Un an après L’Accident de Piano, Quentin Dupieux nous revient dans les salles obscures avec Le Vertige,synonyme de retrouvailles avec ses fidèles Alain Chabat et Anaïs Demoustier mais marquant également sa première collaboration avec Jonathan Cohen. Au menu des réjouissances, un débat comico-philosophique entre deux amis quant à la véracité de leur réalité.
Tournant plus vite que son ombre, Quentin Dupieux n’a pas son pareil pour multiplier les films, se plaisant même à proposer de temps à autres deux productions par an. Ce qui est le cas justement pour ce millésime 2026, qui débute avec une première proposition pas piquée des hannetons. Le vertige. L’occasion pour notre cinéaste de l’absurde de s’essayer à l’animation, histoire de donner une autre teneur à ses interrogations sur ce monde qui ne tourne plus rond depuis bien longtemps.
Au cœur de ce délire, tourné en motion capture via des iPhone puis pixelisé grâce au fameux logiciel Blender (qui a permis notamment à Gints Zilbalodis de mettre en scène la magnifique Flow), la remise en cause du réel – rien que ça. Une thématique centrale dans la filmographie de notre ex Mr. Oizo, prenant ici la forme d’un jeu de miroirs entre des personnages qui se cherchent – partent dans des élucubrations existentielles tantôt idiotes tantôt pertinentes. Ce qui permet de souffler le chaud et le froid sur une intrigue sentant le réchauffé pour le réalisateur – qui se sert de la fragilité matérielle de sa mise en scène pour marquer des points. Vous l’aurez compris, Le vertige joue de son animation volontairement obsolète – d’où ressort le doux parfum de la fin des années 90/début 2000 – pour donner du sens à l’exposé qu’il nous développe en un peu plus d’une heure (1h07 pour être précis).

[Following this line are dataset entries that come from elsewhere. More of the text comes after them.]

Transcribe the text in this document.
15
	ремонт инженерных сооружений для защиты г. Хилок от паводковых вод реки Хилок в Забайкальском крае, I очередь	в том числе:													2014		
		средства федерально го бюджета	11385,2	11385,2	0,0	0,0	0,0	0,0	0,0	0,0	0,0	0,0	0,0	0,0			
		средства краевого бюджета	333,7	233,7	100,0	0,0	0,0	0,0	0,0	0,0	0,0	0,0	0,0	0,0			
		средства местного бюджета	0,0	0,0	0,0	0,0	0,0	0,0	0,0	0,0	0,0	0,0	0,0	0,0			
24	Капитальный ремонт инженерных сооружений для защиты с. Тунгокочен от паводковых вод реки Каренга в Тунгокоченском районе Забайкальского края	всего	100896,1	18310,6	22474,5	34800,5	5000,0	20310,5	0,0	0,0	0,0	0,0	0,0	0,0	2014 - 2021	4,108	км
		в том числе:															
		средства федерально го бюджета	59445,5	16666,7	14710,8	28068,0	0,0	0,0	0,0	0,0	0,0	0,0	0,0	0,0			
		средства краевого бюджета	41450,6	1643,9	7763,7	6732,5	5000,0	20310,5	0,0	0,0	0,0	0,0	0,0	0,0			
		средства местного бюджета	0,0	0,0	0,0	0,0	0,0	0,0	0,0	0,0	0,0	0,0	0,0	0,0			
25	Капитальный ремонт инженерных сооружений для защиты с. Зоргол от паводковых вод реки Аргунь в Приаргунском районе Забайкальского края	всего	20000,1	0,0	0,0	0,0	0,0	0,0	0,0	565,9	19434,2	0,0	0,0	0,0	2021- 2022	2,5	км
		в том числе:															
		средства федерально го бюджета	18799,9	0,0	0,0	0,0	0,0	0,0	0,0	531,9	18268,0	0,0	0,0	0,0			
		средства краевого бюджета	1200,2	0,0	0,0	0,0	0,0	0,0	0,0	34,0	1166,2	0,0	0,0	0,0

Ayant la certitude que l’environnement dans lequel il vit n’existe tout bonnement pas, Jacques se rend chez son pote Bruno aux aurores afin de lui ouvrir les yeux quant à son incroyable découverte. Mais celui-ci sera t-il convaincu que tout ce qui fait son quotidien n’est qu’une simulation ? Tel est le moteur du scénario, qui se veut dans un premier temps une discussion teintée d’incrédulité avant que s’accumulent les preuves de ce qu’avance notre protagoniste. Si quelques vannes font mouches, à l’image d’un accouchement express ou d’une rencontre fracassante avec un bus, dans l’ensemble le long-métrage privilégie les tunnels de dialogues pour donner corps à cette notion de vertige – alors que l’existence de nos potes est progressivement remise en question narrativement et visuellement. Le sarcasme des débuts laisse donc place au sérieux propre à une introspection – à la sauce Dupieux tout de même – avec un dernier acte prenant un virage serré afin d’amener le spectateur à regarder lui aussi de l’autre côté du miroir.
De quoi refermer cet essai sur une note de cynisme, ce qui est une bonne chose car le plus souvent Quentin Dupieux achève ses films à l’arrache, quitte à les dénaturer – au contraire de ce qu’il opère ici. Ajoutez à cela la performance vocale d’Alain Chabat, Jonathan Cohen et Anaïs Demoustier, qui rajoute du charme à cette parenthèse pixelisée – qui n’est pas la boursouflure que l’on craignait. Il y a de l’idée, comme en témoigne l’utilisation de Blender (bravo aux cinq animateurs qui ont conçu ce monde numérique) mais niveau sujet, force est de constater que la redite est de mise, ce qui empêche l’ouvrage de ‘level up’.
Avec Le vertige, Quentin Dupieux s’essaye à l’animation histoire d’offrir une nouvelle perspective à ses élucubrations quant au sens de la réalité, et y parvenant non sans quelques tâtonnements.